Robert Korzeniowski, 4-krotny mistrz olimpijski, otrzymał nominację na trenera kadry. To oznacza, że nastąpi pożegnanie Teamu Tomalów?

Dawid TOMALA: – Absolutnie nie! Nadal będzie to nasz rodzinny team i będę pracował zgodnie z planami opracowanymi prze tatę Grzegorza. Nie ukrywam, że między trenerem Robertem i nami iskrzyło. Jednak – mam nadzieję – wszystkie nieporozumienia czy też niedopowiedzenia zostały wyjaśnione. Nie tak dawno podczas ceremonii wręczenia nagród w rankingu „Złote kolce” (28 października – przyp. red.) odbyliśmy z trenerem Robertem długo rozmowę i wyjaśniliśmy sobie wszystkie wątpliwości. To było niezwykle owocne spotkanie. Robert Korzeniowski jest wielce utytułowany oraz doświadczony i zamierzamy z tatą z tego korzystać. Wszyscy wspólnie chcemy jednego: by nasz rodzimy chód znów był pełen blasku. Swoim medalem w Sapporo znów nakręciłem koniunkturę na tę dyscyplinę. A w tym sezonie dołożyła do tego wielkie sukcesy – medale mistrzostw świata – Kasia Zdziebło. Stąd też wszystkie plany będą szeroko dyskutowane, by przypadkiem po drodze nie popełnić błędu; no i osiągnąć sukces. Robert Korzeniowski ma ambicje zbudowania solidnych podstaw naszego chodu i jestem przekonany, że ten cel zrealizuje.

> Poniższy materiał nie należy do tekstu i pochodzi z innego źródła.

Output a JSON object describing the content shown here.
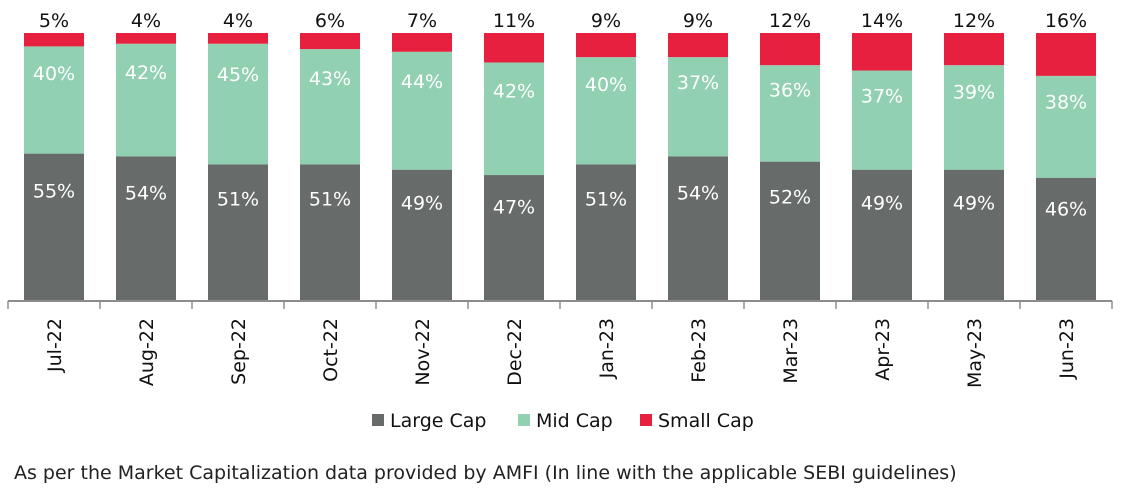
{
  "chart_data": {
    "type": "bar",
    "stacked": true,
    "categories": [
      "Jul-22",
      "Aug-22",
      "Sep-22",
      "Oct-22",
      "Nov-22",
      "Dec-22",
      "Jan-23",
      "Feb-23",
      "Mar-23",
      "Apr-23",
      "May-23",
      "Jun-23"
    ],
    "series": [
      {
        "name": "Large Cap",
        "color": "#676b6a",
        "values": [
          55,
          54,
          51,
          51,
          49,
          47,
          51,
          54,
          52,
          49,
          49,
          46
        ]
      },
      {
        "name": "Mid Cap",
        "color": "#92d0b2",
        "values": [
          40,
          42,
          45,
          43,
          44,
          42,
          40,
          37,
          36,
          37,
          39,
          38
        ]
      },
      {
        "name": "Small Cap",
        "color": "#e8203f",
        "values": [
          5,
          4,
          4,
          6,
          7,
          11,
          9,
          9,
          12,
          14,
          12,
          16
        ]
      }
    ],
    "value_labels": [
      [
        "55%",
        "54%",
        "51%",
        "51%",
        "49%",
        "47%",
        "51%",
        "54%",
        "52%",
        "49%",
        "49%",
        "46%"
      ],
      [
        "40%",
        "42%",
        "45%",
        "43%",
        "44%",
        "42%",
        "40%",
        "37%",
        "36%",
        "37%",
        "39%",
        "38%"
      ],
      [
        "5%",
        "4%",
        "4%",
        "6%",
        "7%",
        "11%",
        "9%",
        "9%",
        "12%",
        "14%",
        "12%",
        "16%"
      ]
    ],
    "ylim": [
      0,
      100
    ],
    "grid": false,
    "legend_position": "bottom"
  },
  "footnote": "As per the Market Capitalization data provided by AMFI (In line with the applicable SEBI guidelines)"
}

Ile trzeba pokonać kilometrów, by osiągnąć sportowy szczyt?

Dawid TOMALA: – Szczerze? Nie wiem! Na pewno już okrążyłem ziemię po równiku (40075 km – przyp. red.). Jednak na to pytanie trudno jednoznacznie odpowiedzieć. Są sportowcy, którzy sięgają po medale w młodym wieku 24-25 lat. U mnie zbudowanie wysokiej formy trwało znacznie dłużej. Do sukcesu musiałem dojrzeć i tym samym musiałem pokonać tych kilometrów znacznie więcej niż moi rywale.

Jak będą wyglądały przygotowania do sierpniowych mistrzostw świata w Budapeszcie?

Dawid TOMALA: – Jestem pod ścisłą opieką fizjoterapeutów, by moje kolano mi nie doskwierało. Zacząłem chodzić, biegać i cieszyć się z tego, co potrafię robić najlepiej. Jedno jest pewne: zmieniam trening. Przede wszystkim zapominam o dystansie 50 km i będę się przygotowywał jakby do startu na 20 km. Dystans 35 km, który nas od tego sezonu obowiązuje, wymaga takiego właśnie treningu. Oczywiście będę miał parę dłuższych jednostek treningowych, które dodaje się do 35 km. Przed Eugene nie zdawałem sobie z tego sprawy, jak bardzo mocno trzeba przyspieszyć na trasie. Ona jest podobna na każdej prestiżowej imprezie, bo mamy pokonać pętlę kilometrową lub 2- kilometrową. Ważnym aspektem jest pogoda, bo ona potrafi wyniszczyć organizm chodziarza podczas rywalizacji.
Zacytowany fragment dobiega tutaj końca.